One has to consider though that for an input near 50 MHz, there are two possible RF bands that could map to 21.4 MHz IF. Once the desired 50 MHz band but also the image band at 7.2 MHz. In this case one can simply filter the image band to prevent noise contributions.

Second stage

Input signal is at 21.4 MHz (the intermediate frequency)
The local Oscillator operates at 20.4 MHz (LO)
The mixer thus generates:
- $f_\text{IF} - f_\text{LO} = 1 MHz$
- $f_\text{IF} + f_\text{LO} = 41.8 MHz$ (that is filtered by a low pass)

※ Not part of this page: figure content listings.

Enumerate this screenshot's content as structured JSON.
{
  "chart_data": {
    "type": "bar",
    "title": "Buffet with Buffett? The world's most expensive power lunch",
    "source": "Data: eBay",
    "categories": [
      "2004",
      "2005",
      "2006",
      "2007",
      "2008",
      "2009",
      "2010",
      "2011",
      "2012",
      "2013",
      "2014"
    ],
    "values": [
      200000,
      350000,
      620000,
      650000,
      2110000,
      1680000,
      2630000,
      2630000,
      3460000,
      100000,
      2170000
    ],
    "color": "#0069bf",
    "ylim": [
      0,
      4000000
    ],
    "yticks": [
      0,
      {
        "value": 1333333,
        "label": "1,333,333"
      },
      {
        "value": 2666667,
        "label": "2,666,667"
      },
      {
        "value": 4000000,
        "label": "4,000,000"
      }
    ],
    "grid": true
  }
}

One has to consider again that for an desired output of 1 MHz and a LO os 20.4 MHz there are two sidebands that map to the same output frequency of 1 MHz:

21.4 MHz via $f_\text{LO} + 1 MHz$
The image frequency at 19.4 MHz via $f_\text{LO} - 1 MHz$

Depending on the intermediate filter both sidebands fold onto the same 1 MHz sideband. Due to the small difference those are usually not filterable the same way - thus noise doubles (the PSD doubles). The signal on the countrary does not double since only one actual tone maps to the output sideband. This means that SNR drops by 3 dB

Comparison

In the homodyne to 1 MHz case, the low-pass (LP) filtering ensures that only one image survives (i.e. no folding takes place). In the heterodyne first stage, the 21.4 MHz bandpass selects only one image (no folding). But in the heterodyne second stage, the filter is usually wide enough that both sidebands (19.4 MHz and 21.4 MHz) go into the second mixer. At 1 MHz output, they land on top of each other, thus the occuring folding induces a $-3 dB$ drop of SNR.

Possible countermeasures

If one had used an I/Q demodulator or I/Q mixer at the second stage (two mixers with LO phases shifted by 90° against each other, outputs combined as complex baseband), then you’d be able to distinguish +1 MHz from -1 MHz at baseband. Thus folding would not occur, and the $-3 dB$ SNR loss would vanish.

Conclusion

Mixers shift frequencies, but they also influence how noise is mapped:

Noise PSD is invariant under frequency translation.
If you reject the image, SNR is preserved (apart from conversion loss).
If both images overlap (folding), noise doubles because noise is present in the desired and the image band but signals are only present in the desired band; SNR degrades by 3 dB.
Phase noise of the LO can further raise the noise floor which is often the dominant source of noise.